Canticle for Lawrence Ferlinghetti

I met him once, at City Lights, of course. He was a stone cold gentleman. He let me go smoke weed on the roof of the store, because of course he did, and he gave me a book they’d published of the same poem, entitled ‘Irish’ translated into English from the German by 30 different poets. Rest in power, Lawrence.
Alas WordPress won’t accommodate the line lengths and spacing of the original.

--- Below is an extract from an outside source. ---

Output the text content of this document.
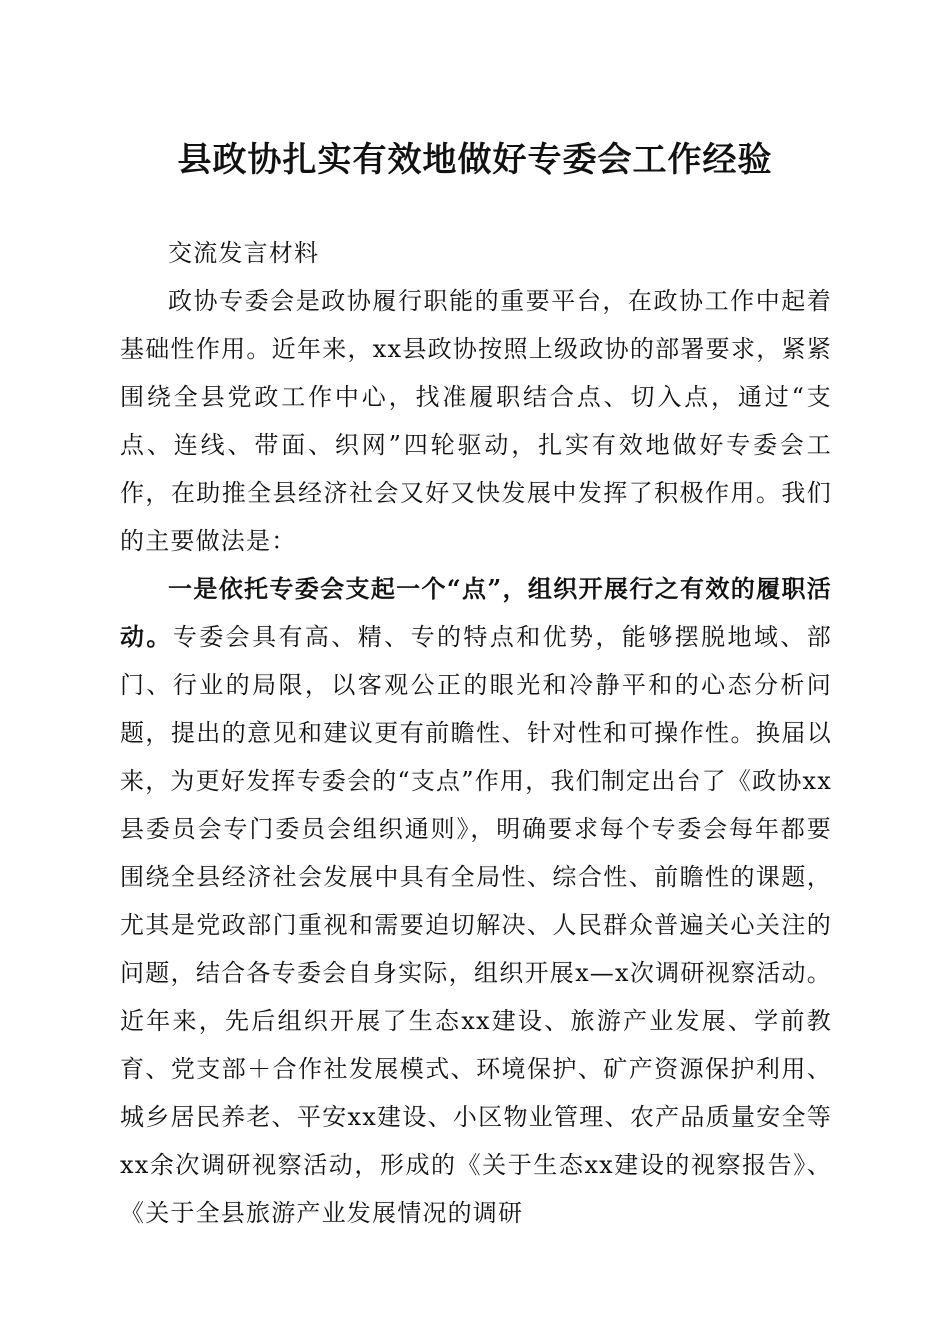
县政协扎实有效地做好专委会工作经验

交流发言材料

政协专委会是政协履行职能的重要平台，在政协工作中起着基础性作用。近年来，xx县政协按照上级政协的部署要求，紧紧围绕全县党政工作中心，找准履职结合点、切入点，通过“支点、连线、带面、织网”四轮驱动，扎实有效地做好专委会工作，在助推全县经济社会又好又快发展中发挥了积极作用。我们的主要做法是：

一是依托专委会支起一个“点”，组织开展行之有效的履职活动。专委会具有高、精、专的特点和优势，能够摆脱地域、部门、行业的局限，以客观公正的眼光和冷静平和的心态分析问题，提出的意见和建议更有前瞻性、针对性和可操作性。换届以来，为更好发挥专委会的“支点”作用，我们制定出台了《政协xx县委员会专门委员会组织通则》，明确要求每个专委会每年都要围绕全县经济社会发展中具有全局性、综合性、前瞻性的课题，尤其是党政部门重视和需要迫切解决、人民群众普遍关心关注的问题，结合各专委会自身实际，组织开展x—x次调研视察活动。近年来，先后组织开展了生态xx建设、旅游产业发展、学前教育、党支部＋合作社发展模式、环境保护、矿产资源保护利用、城乡居民养老、平安xx建设、小区物业管理、农产品质量安全等xx余次调研视察活动，形成的《关于生态xx建设的视察报告》、《关于全县旅游产业发展情况的调研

There is a bookshop in the memory of America
A shop of books and everyone’s uncle
singing Woodie Guthrie
and speaking poems from memory
in a bookshop in the memoryof America.

Among everyone’s favourite places,
in the secret speakeasies
with the best cocktails,
over dumplings at the family-run restaurant
by California and Grant,
swanking at the Tonga Room,
dancing at the party in Cole Valley Heights
that everyone called the Haight, stoned, laughing,
is a private place, a lovesong, a melody
of verse, all the bookpages turning,
those dangerous books about fucking
in the memory of America.

In a private place
belonging to everyone
in the memory of America,
everyone’s adopted granddad
might hand you a book, say
“Read this” and you would,
or quote Yeats,
or clasp your hand,
cold but warm, thank
you for coming, thank you for listening,
thank you for being there.

Who now will remember the poems
for us, who will be the memory of America,
a century long, now you’ve joined i genitori perduti,
Allen,
Bill,
Jack,
as the world sighs by
cowering
like frightened lost kids on a road none of us recognise any longer.